According to Dr. Smirnova, these 3D models address some limitations associated with traditional two-dimensional cultures and animal studies by providing more physiologically relevant insights into human neurodevelopment and disease processes. She noted that animal models can be costly, time-consuming, and often fail to reflect human-specific biology: "For instance, a single Developmental Neurotoxicity (DNT) study in animals can cost over a million dollars and use more than a thousand rats." By contrast, bMPS enable higher-throughput testing while allowing researchers to study responses related to sex differences, genetics, immune function, as well as long-term or low-dose exposures.
The research team uses CRISPR/Cas9 gene editing technology to create fluorescent reporter lines for real-time tracking of specific cell populations or developmental events within these 3D systems. High-content imaging methods allow measurement of markers such as proliferation, apoptosis, and synaptogenesis across developmental timelines.
Dr. Smirnova described how her team studied the effects of environmental toxins like cadmium and chromium—both found in drinking water—and observed disrupted cell viability along with impaired neurite outgrowth in their models. Another experiment involving chronic exposure to low doses of domoic acid showed reduced network synchrony and plasticity even when cytotoxicity was not apparent.
She also introduced an "organic intelligence" concept that integrates bMPS with high-density microelectrode arrays and machine learning techniques: "This allows us to design open-loop and closed-loop experiments where brain organoids can be trained to recognize patterns or interact with simulated environments." The goal is to develop laboratory assays for cognitive functions similar to those tested in animal behavior studies.
Because bMPS are derived from donor-specific iPSCs, they can reflect biological differences based on sex or genetic variants linked with diseases. The integration of immune cells such as microglia enables exploration of neuroinflammatory mechanisms relevant for conditions like autism: "This opens up possibilities for precision medicine and targeted toxicology."
However, Dr. Smirnova acknowledged challenges including skilled handling requirements, lengthy differentiation protocols, variability among iPSC lines, adapting traditional assay endpoints for 3D contexts, and standardizing procedures across laboratories for improved reproducibility.

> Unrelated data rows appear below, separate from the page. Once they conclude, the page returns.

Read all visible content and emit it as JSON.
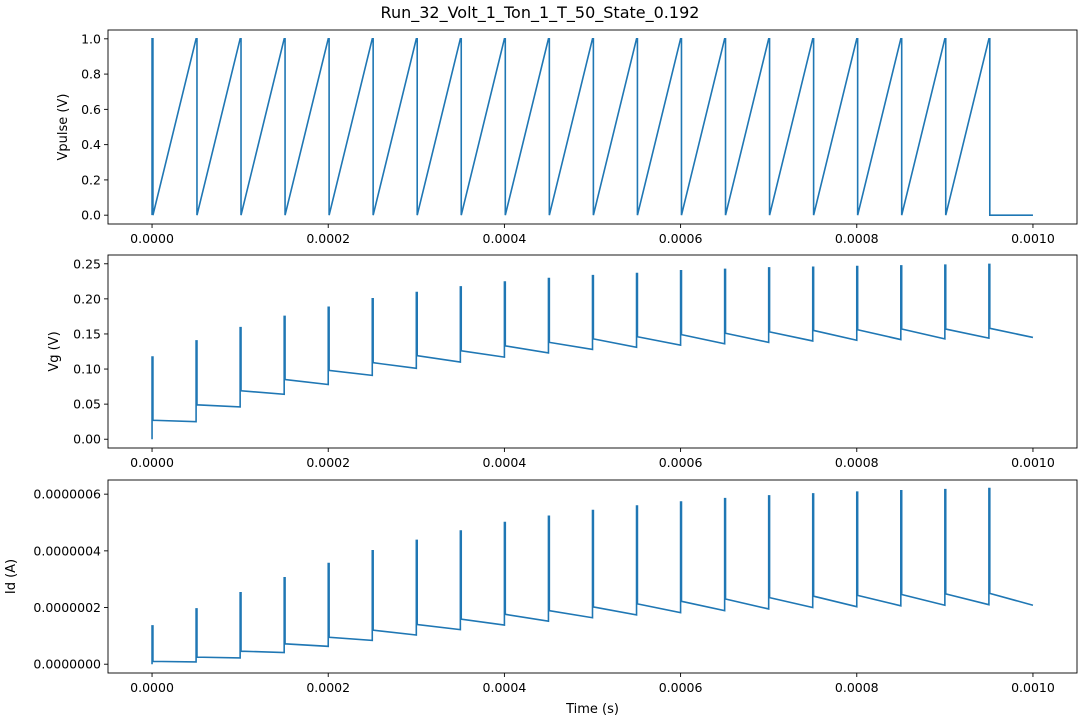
{
  "figure": {
    "title": "Run_32_Volt_1_Ton_1_T_50_State_0.192"
  },
  "chart_data": [
    {
      "type": "line",
      "ylabel": "Vpulse (V)",
      "xlabel": "",
      "xlim": [
        -5e-05,
        0.00105
      ],
      "ylim": [
        -0.05,
        1.05
      ],
      "xticks": [
        "0.0000",
        "0.0002",
        "0.0004",
        "0.0006",
        "0.0008",
        "0.0010"
      ],
      "yticks": [
        "0.0",
        "0.2",
        "0.4",
        "0.6",
        "0.8",
        "1.0"
      ],
      "color": "#1f77b4",
      "series": [
        {
          "signal": "pulse",
          "period": 5e-05,
          "pulse_width": 1e-06,
          "pulse_count": 20,
          "low": 0.0,
          "high": 1.0,
          "t_end": 0.001
        }
      ]
    },
    {
      "type": "line",
      "ylabel": "Vg (V)",
      "xlabel": "",
      "xlim": [
        -5e-05,
        0.00105
      ],
      "ylim": [
        -0.0125,
        0.2625
      ],
      "xticks": [
        "0.0000",
        "0.0002",
        "0.0004",
        "0.0006",
        "0.0008",
        "0.0010"
      ],
      "yticks": [
        "0.00",
        "0.05",
        "0.10",
        "0.15",
        "0.20",
        "0.25"
      ],
      "color": "#1f77b4",
      "series": [
        {
          "signal": "sawtooth",
          "period": 5e-05,
          "pulse_times": [
            0,
            5e-05,
            0.0001,
            0.00015,
            0.0002,
            0.00025,
            0.0003,
            0.00035,
            0.0004,
            0.00045,
            0.0005,
            0.00055,
            0.0006,
            0.00065,
            0.0007,
            0.00075,
            0.0008,
            0.00085,
            0.0009,
            0.00095
          ],
          "start_values": [
            0.0,
            0.025,
            0.046,
            0.064,
            0.078,
            0.091,
            0.101,
            0.11,
            0.117,
            0.123,
            0.128,
            0.131,
            0.134,
            0.136,
            0.138,
            0.14,
            0.141,
            0.142,
            0.143,
            0.144
          ],
          "peak_values": [
            0.117,
            0.14,
            0.159,
            0.175,
            0.188,
            0.2,
            0.209,
            0.217,
            0.224,
            0.229,
            0.233,
            0.236,
            0.24,
            0.242,
            0.244,
            0.245,
            0.246,
            0.247,
            0.248,
            0.249
          ],
          "after_values": [
            0.027,
            0.049,
            0.069,
            0.085,
            0.098,
            0.109,
            0.119,
            0.126,
            0.133,
            0.138,
            0.143,
            0.146,
            0.149,
            0.151,
            0.153,
            0.155,
            0.156,
            0.157,
            0.157,
            0.158
          ],
          "end_value": 0.145,
          "t_end": 0.001
        }
      ]
    },
    {
      "type": "line",
      "ylabel": "Id (A)",
      "xlabel": "Time (s)",
      "xlim": [
        -5e-05,
        0.00105
      ],
      "ylim": [
        -3.1e-08,
        6.5e-07
      ],
      "xticks": [
        "0.0000",
        "0.0002",
        "0.0004",
        "0.0006",
        "0.0008",
        "0.0010"
      ],
      "yticks": [
        "0.0000000",
        "0.0000002",
        "0.0000004",
        "0.0000006"
      ],
      "color": "#1f77b4",
      "series": [
        {
          "signal": "sawtooth",
          "period": 5e-05,
          "pulse_times": [
            0,
            5e-05,
            0.0001,
            0.00015,
            0.0002,
            0.00025,
            0.0003,
            0.00035,
            0.0004,
            0.00045,
            0.0005,
            0.00055,
            0.0006,
            0.00065,
            0.0007,
            0.00075,
            0.0008,
            0.00085,
            0.0009,
            0.00095
          ],
          "start_values": [
            0.0,
            8e-09,
            2.2e-08,
            4.1e-08,
            6.3e-08,
            8.4e-08,
            1.03e-07,
            1.22e-07,
            1.38e-07,
            1.52e-07,
            1.64e-07,
            1.74e-07,
            1.82e-07,
            1.89e-07,
            1.95e-07,
            2e-07,
            2.03e-07,
            2.06e-07,
            2.08e-07,
            2.1e-07
          ],
          "peak_values": [
            1.35e-07,
            1.95e-07,
            2.52e-07,
            3.05e-07,
            3.55e-07,
            4e-07,
            4.37e-07,
            4.7e-07,
            5e-07,
            5.22e-07,
            5.42e-07,
            5.58e-07,
            5.72e-07,
            5.84e-07,
            5.94e-07,
            6.01e-07,
            6.07e-07,
            6.12e-07,
            6.16e-07,
            6.2e-07
          ],
          "after_values": [
            1e-08,
            2.5e-08,
            4.6e-08,
            7.2e-08,
            9.5e-08,
            1.2e-07,
            1.4e-07,
            1.59e-07,
            1.76e-07,
            1.89e-07,
            2.02e-07,
            2.13e-07,
            2.22e-07,
            2.3e-07,
            2.35e-07,
            2.4e-07,
            2.43e-07,
            2.46e-07,
            2.48e-07,
            2.5e-07
          ],
          "end_value": 2.08e-07,
          "t_end": 0.001
        }
      ]
    }
  ]
}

Interest is growing around incorporating bMPS into regulatory science frameworks; organizations such as the OECD have already adopted some in vitro methods for DNT testing. According to Dr. Smirnova: "The goal is to move toward harmonized validated platforms that deliver high-confidence data for chemical safety decisions while reducing reliance on animal studies."

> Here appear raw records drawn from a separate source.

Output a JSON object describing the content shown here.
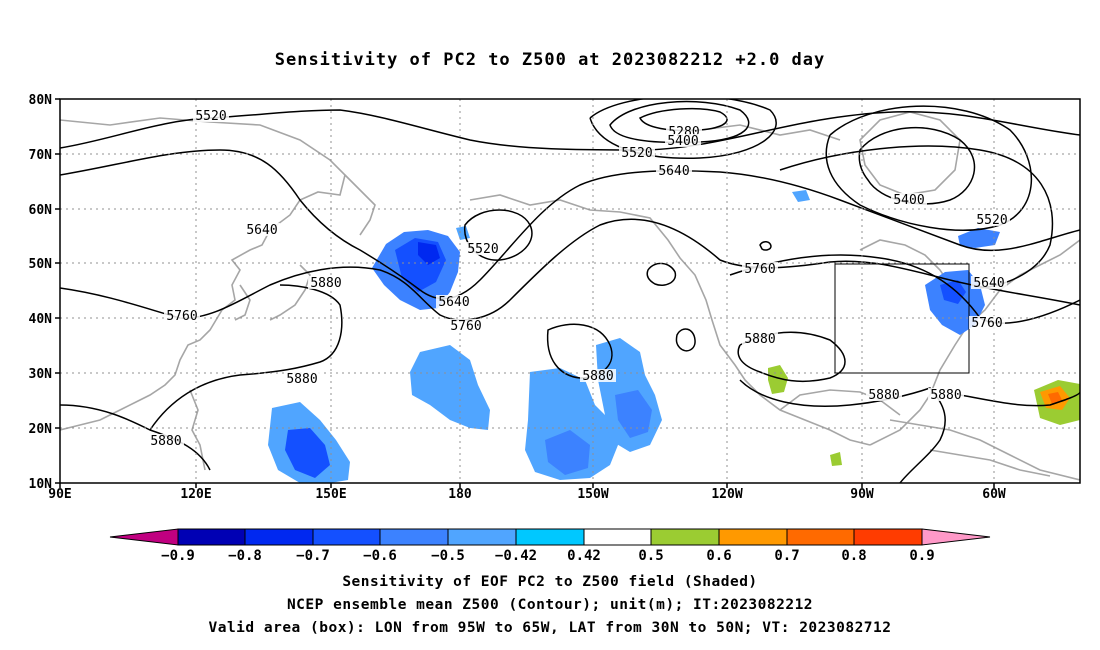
{
  "title": "Sensitivity of PC2 to Z500 at 2023082212 +2.0 day",
  "map": {
    "lat_labels": [
      "80N",
      "70N",
      "60N",
      "50N",
      "40N",
      "30N",
      "20N",
      "10N"
    ],
    "lon_labels": [
      "90E",
      "120E",
      "150E",
      "180",
      "150W",
      "120W",
      "90W",
      "60W"
    ],
    "contour_labels": [
      {
        "text": "5520"
      },
      {
        "text": "5280"
      },
      {
        "text": "5400"
      },
      {
        "text": "5520"
      },
      {
        "text": "5640"
      },
      {
        "text": "5400"
      },
      {
        "text": "5520"
      },
      {
        "text": "5640"
      },
      {
        "text": "5520"
      },
      {
        "text": "5640"
      },
      {
        "text": "5760"
      },
      {
        "text": "5880"
      },
      {
        "text": "5760"
      },
      {
        "text": "5760"
      },
      {
        "text": "5640"
      },
      {
        "text": "5760"
      },
      {
        "text": "5880"
      },
      {
        "text": "5880"
      },
      {
        "text": "5880"
      },
      {
        "text": "5880"
      },
      {
        "text": "5880"
      },
      {
        "text": "5880"
      }
    ],
    "valid_box": {
      "lon": [
        "95W",
        "65W"
      ],
      "lat": [
        "30N",
        "50N"
      ]
    }
  },
  "colorbar": {
    "labels": [
      "−0.9",
      "−0.8",
      "−0.7",
      "−0.6",
      "−0.5",
      "−0.42",
      "0.42",
      "0.5",
      "0.6",
      "0.7",
      "0.8",
      "0.9"
    ],
    "colors": [
      "#c00080",
      "#0000b4",
      "#0028f0",
      "#1450ff",
      "#3c82ff",
      "#50a5ff",
      "#00c8ff",
      "#ffffff",
      "#9bcc32",
      "#ff9900",
      "#ff6a00",
      "#ff3c00",
      "#ff0000",
      "#ff99c8"
    ]
  },
  "captions": {
    "line1": "Sensitivity of EOF PC2 to Z500 field (Shaded)",
    "line2": "NCEP ensemble mean Z500 (Contour); unit(m); IT:2023082212",
    "line3": "Valid area (box): LON from 95W to 65W, LAT from 30N to 50N; VT: 2023082712"
  }
}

She advised researchers interested in this field: "Invest in quality... Make sure you have the right tools and quality controls in place." Done correctly, she said bMPS provide a powerful means of studying human brain development and neurotoxicity under conditions more relevant than those offered by traditional models.
Dr. Lena Smirnova earned her PhD from Charité University in Berlin before completing postdoctoral training at Germany’s Federal Institute for Risk Assessment. She is a founding member and past-president of the International Microphysiological Systems Society and advocates advancing non-animal toxicology methods through interdisciplinary approaches combining neuroscience, stem cell biology, and toxicology.